The pandemic also caused grave disruption of health systems, and went on from a health crisis to an economic one, "erasing trillions from [the] GDP" and "plunging millions into poverty," Tedros said. The travel restrictions, social distancing and other control measures have put "millions of people" into "loneliness, isolation, anxiety and depression," he added.

After tireless efforts to contain the pandemic over three years, the increasing population in the world has built up certain immunity against the virus after vaccine shots or infections.The virus has evolved to be different strains which are more contagious yet less severe as well. In late 2022, the world started opening up and international travel resumed gradually.

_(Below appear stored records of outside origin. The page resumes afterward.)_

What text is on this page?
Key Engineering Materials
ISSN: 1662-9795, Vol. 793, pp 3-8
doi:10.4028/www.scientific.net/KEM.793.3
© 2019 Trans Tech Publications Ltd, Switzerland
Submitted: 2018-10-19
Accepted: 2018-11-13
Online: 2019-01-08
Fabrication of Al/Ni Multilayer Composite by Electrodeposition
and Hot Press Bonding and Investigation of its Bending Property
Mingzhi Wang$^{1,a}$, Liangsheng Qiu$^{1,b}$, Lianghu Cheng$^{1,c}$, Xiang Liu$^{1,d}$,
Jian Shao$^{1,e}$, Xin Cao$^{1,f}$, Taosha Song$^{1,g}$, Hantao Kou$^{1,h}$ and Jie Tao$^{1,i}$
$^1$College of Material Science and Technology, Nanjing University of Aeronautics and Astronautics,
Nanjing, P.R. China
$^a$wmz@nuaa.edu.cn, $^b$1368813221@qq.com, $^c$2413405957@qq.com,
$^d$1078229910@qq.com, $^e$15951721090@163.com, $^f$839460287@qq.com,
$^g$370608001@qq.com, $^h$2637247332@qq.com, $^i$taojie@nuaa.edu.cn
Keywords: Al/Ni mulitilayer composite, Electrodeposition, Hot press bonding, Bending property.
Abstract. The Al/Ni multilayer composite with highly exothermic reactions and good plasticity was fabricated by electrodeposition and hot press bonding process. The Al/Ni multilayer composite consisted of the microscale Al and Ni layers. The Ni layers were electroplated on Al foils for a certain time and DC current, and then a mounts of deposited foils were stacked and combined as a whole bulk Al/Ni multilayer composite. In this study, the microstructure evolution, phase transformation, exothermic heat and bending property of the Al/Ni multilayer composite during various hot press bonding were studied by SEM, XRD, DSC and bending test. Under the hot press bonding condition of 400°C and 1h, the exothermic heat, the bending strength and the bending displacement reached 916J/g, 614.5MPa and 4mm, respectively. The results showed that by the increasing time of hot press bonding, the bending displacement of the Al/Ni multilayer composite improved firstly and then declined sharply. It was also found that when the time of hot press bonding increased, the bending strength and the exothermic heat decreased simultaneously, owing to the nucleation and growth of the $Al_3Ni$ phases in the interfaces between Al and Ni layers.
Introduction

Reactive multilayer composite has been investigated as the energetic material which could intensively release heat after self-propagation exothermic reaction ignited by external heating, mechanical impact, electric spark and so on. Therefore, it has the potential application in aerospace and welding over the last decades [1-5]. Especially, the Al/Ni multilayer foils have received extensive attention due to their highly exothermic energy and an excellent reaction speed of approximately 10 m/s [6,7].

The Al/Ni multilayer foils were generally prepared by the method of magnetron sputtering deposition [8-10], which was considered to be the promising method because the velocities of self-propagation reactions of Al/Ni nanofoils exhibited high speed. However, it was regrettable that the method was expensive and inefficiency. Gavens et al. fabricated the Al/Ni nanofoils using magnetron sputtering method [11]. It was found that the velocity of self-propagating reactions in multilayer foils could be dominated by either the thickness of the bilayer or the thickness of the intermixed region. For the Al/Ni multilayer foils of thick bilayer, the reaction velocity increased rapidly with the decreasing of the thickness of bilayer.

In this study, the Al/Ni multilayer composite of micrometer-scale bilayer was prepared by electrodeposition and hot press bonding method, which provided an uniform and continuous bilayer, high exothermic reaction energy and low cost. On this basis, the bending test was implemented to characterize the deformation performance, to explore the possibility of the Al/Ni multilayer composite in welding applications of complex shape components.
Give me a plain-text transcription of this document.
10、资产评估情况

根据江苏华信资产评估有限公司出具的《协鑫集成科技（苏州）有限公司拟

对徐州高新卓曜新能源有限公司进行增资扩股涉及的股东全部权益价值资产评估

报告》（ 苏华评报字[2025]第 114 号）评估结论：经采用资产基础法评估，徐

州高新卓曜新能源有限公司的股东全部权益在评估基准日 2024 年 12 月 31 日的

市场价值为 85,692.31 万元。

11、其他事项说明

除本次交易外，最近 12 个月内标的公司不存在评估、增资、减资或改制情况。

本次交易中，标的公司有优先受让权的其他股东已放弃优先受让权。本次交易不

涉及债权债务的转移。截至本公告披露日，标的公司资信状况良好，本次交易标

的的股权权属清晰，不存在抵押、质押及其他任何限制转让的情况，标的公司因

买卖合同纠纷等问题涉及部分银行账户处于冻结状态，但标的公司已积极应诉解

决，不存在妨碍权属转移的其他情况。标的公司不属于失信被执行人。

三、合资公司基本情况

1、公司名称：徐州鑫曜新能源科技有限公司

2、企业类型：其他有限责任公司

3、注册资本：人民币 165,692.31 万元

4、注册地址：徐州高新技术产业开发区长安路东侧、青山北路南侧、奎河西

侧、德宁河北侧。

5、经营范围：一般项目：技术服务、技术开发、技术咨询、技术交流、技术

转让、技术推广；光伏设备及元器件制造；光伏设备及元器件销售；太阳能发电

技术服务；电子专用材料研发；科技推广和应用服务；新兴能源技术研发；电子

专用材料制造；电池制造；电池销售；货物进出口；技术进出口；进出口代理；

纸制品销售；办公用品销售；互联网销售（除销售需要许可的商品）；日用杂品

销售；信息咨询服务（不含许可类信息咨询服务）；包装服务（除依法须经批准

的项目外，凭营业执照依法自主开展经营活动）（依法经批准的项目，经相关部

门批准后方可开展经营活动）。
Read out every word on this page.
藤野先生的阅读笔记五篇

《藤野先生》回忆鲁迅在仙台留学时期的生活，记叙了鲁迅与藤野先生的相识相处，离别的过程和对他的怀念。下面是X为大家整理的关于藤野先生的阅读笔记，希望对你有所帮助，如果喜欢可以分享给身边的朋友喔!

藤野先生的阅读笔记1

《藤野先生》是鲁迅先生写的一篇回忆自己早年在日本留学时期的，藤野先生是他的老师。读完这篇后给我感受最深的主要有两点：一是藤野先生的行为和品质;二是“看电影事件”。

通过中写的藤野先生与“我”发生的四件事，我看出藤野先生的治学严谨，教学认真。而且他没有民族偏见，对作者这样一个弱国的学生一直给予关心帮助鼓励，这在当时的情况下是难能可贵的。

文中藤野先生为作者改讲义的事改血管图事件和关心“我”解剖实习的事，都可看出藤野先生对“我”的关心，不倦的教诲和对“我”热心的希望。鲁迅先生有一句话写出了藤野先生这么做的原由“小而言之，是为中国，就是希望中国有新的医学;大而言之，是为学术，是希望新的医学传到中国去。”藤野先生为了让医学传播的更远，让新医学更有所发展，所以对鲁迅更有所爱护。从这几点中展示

A number of countries, such as the United States, have recently begun lifting their domestic states of emergency.

According to the WHO, there have been more than 765 million confirmed COVID-19 cases since the emergence of the pandemic and nearly 7 million deaths from the contagious respiratory disease.

China reported its first COVID-19 case in Wuhan, Hubei Province. The National Health Commission classified the virus as a Class B infectious disease but with Class A control measures on January 20, 2020. After over three years of efforts in fighting the virus, China downgraded management of the disease from Class A to Class B on January 8 this year and declared a major and decisive victory in COVID-19 prevention and control on February 16.